The good news: people generally didn’t freak out when they got the results. The bad news: people generally didn’t do anything differently afterward. “Little Benefit, Little Risk,” said the headline last week on WedMD.com.
“The bottom line is there appears to be nothing to be terribly afraid of and nothing to be gained from these tests in the short term,” bioethicist Ana Iltis of Wake Forest University told WebMD. “But the findings also suggest that if we are interested in promoting healthy behaviors, this is probably not the way to do it.”
By the numbers, 3,639 people got tested and 2,037 followed up by taking online surveys. More than 97 percent of participants reported no “clinically significant” extra stress after getting their test results. Overall, the participants didn’t report eating less fat or exercising more either. (Or, for that matter, eating more fat or exercising less.)

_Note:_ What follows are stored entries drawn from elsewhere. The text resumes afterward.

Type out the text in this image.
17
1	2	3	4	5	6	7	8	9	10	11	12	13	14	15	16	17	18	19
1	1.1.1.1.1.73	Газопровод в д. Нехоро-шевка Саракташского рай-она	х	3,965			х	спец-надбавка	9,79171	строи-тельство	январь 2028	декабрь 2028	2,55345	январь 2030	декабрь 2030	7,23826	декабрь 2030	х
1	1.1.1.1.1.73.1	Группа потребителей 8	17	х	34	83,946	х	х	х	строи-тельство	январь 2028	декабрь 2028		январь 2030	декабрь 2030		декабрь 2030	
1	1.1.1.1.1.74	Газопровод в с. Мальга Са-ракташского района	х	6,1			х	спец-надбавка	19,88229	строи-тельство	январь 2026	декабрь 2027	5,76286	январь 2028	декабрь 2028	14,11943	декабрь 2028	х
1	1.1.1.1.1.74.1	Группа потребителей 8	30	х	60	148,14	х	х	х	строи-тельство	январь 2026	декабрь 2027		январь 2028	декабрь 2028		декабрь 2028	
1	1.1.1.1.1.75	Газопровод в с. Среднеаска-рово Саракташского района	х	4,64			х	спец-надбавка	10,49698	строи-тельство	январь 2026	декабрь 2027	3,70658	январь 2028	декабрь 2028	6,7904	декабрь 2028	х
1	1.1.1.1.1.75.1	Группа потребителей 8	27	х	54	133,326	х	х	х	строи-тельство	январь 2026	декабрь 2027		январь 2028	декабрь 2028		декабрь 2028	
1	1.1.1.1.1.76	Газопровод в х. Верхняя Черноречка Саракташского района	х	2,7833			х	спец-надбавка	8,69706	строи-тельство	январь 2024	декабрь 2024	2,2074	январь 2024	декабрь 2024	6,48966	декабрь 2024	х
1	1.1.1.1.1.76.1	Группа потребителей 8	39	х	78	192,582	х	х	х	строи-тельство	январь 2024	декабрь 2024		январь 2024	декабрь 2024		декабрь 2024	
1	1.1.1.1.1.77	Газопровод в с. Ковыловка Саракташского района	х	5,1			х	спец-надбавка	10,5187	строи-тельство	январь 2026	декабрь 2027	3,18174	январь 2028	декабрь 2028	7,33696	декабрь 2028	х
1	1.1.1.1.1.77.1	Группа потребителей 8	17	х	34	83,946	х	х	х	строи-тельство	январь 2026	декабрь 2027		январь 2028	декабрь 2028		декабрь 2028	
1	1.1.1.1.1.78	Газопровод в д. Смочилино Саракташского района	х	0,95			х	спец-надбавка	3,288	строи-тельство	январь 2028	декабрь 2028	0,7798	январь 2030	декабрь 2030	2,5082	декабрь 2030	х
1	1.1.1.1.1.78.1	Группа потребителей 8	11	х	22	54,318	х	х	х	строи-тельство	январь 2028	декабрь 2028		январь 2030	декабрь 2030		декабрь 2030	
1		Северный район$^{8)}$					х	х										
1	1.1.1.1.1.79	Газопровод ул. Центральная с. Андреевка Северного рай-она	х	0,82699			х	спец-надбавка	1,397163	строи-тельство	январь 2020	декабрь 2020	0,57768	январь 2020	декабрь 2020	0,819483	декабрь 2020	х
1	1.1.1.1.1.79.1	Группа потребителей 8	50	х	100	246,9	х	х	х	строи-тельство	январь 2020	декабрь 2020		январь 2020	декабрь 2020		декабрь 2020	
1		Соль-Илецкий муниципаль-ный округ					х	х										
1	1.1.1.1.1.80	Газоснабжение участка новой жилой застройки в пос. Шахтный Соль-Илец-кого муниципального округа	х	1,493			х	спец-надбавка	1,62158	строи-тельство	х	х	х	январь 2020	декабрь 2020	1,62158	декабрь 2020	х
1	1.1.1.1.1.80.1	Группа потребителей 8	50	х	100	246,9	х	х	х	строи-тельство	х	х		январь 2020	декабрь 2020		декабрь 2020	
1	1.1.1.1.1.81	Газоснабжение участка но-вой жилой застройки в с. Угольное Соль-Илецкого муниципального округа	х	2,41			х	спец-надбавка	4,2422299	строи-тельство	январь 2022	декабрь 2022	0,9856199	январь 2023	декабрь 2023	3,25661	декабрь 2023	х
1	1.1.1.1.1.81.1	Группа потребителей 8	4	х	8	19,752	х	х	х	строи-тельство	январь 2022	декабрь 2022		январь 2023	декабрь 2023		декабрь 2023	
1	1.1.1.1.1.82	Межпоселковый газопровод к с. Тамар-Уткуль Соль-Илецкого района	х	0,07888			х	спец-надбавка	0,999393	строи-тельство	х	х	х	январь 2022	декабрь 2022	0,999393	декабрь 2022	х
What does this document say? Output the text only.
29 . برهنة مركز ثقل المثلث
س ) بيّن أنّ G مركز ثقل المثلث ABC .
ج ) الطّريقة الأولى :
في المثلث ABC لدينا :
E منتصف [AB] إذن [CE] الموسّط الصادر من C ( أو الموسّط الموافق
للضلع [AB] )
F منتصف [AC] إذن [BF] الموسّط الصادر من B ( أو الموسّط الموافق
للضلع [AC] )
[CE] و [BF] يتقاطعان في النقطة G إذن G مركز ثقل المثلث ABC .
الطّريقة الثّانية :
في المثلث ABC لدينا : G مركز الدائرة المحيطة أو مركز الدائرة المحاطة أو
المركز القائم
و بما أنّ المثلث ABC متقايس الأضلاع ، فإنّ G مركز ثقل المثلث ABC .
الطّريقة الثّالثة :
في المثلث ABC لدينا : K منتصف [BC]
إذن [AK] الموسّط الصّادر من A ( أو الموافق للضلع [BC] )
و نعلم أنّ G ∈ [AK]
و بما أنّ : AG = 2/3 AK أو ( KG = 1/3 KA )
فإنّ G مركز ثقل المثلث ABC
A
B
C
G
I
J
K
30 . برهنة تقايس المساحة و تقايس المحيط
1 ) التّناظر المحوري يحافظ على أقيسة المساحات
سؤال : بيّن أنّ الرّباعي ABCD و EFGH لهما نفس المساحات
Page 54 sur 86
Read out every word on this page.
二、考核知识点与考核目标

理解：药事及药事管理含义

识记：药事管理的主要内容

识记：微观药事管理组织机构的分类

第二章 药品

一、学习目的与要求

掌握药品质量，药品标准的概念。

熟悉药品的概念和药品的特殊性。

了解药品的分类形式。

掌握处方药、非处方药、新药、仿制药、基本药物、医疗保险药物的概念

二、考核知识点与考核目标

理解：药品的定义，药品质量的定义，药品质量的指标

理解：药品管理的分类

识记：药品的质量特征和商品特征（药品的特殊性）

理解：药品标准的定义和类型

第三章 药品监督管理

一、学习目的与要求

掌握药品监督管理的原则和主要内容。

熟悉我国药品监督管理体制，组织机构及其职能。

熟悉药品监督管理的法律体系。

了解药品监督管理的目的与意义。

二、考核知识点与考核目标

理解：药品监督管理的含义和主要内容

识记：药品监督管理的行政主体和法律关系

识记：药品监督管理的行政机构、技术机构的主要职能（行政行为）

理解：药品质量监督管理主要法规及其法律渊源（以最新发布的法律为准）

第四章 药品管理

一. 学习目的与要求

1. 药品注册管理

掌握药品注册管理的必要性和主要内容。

I wrote about my genetic test in a two-part series in 2008 and 2009. “I’ve signed a 5,600-word consent form, coughed up $300 and sacrificed my saliva,” I wrote in the first story. “Now it’s time to get a peek at what my DNA says about my life ahead.”
The other participants and I got a discount on the test, and in return we agreed to take online surveys and be monitored for the next 20 years. My results came a few months later with the news that I’ve got a 10 percent risk of developing colon cancer. My risk is higher risk than 96 percent of men of European ancestry, judging only by my genes. (The test only looks at the DNA I’m born with and doesn’t take into account any other factors, like the food I eat or the air I breathe).
My risk of getting prostate cancer was higher than normal too: It was at 26 percent instead of an average of 17 percent among European-descended men.
None of this guarantees that I’ll get any of these diseases or even that these numbers are accurate. As the study itself notes, genetic testing has “uncertain clinical validity and utility.” That’s a jargony way of saying that no one really knows if these tests can actually provide guidance into the medical risks facing people. The study is even more blunt: “screening decisions that are based on the results of such tests may be ill considered.”
That means people — and by people I mean me — might not need to run out and get, say, a colonoscopy or a prostate antigen test because a genetic test suggests their risk of colon cancer or prostate cancer is higher than normal.
Not surprisingly, experts question whether people should bother buying at-home genetic tests so they can get these same kinds of uncertain results. At least one state, New York, doesn’t allow companies from selling the tests directly to consumers, and the federal government is worried about oversight of the tests.
Unlike many participants in the study, I did mention the results to my physician. I’m not old enough yet to need extra screening for prostate or colon cancer, but it did cross my mind that I might want to get screened earlier than usual. But even that level of caution may not be needed, since there’s no history of either kind of cancer in my family.
A better diet and more exercise should help me reduce the risk of a variety of diseases. But I knew that before I took the test, just like everyone else. Doing something about it remains as difficult as ever, and that’s the toughest medical test of all.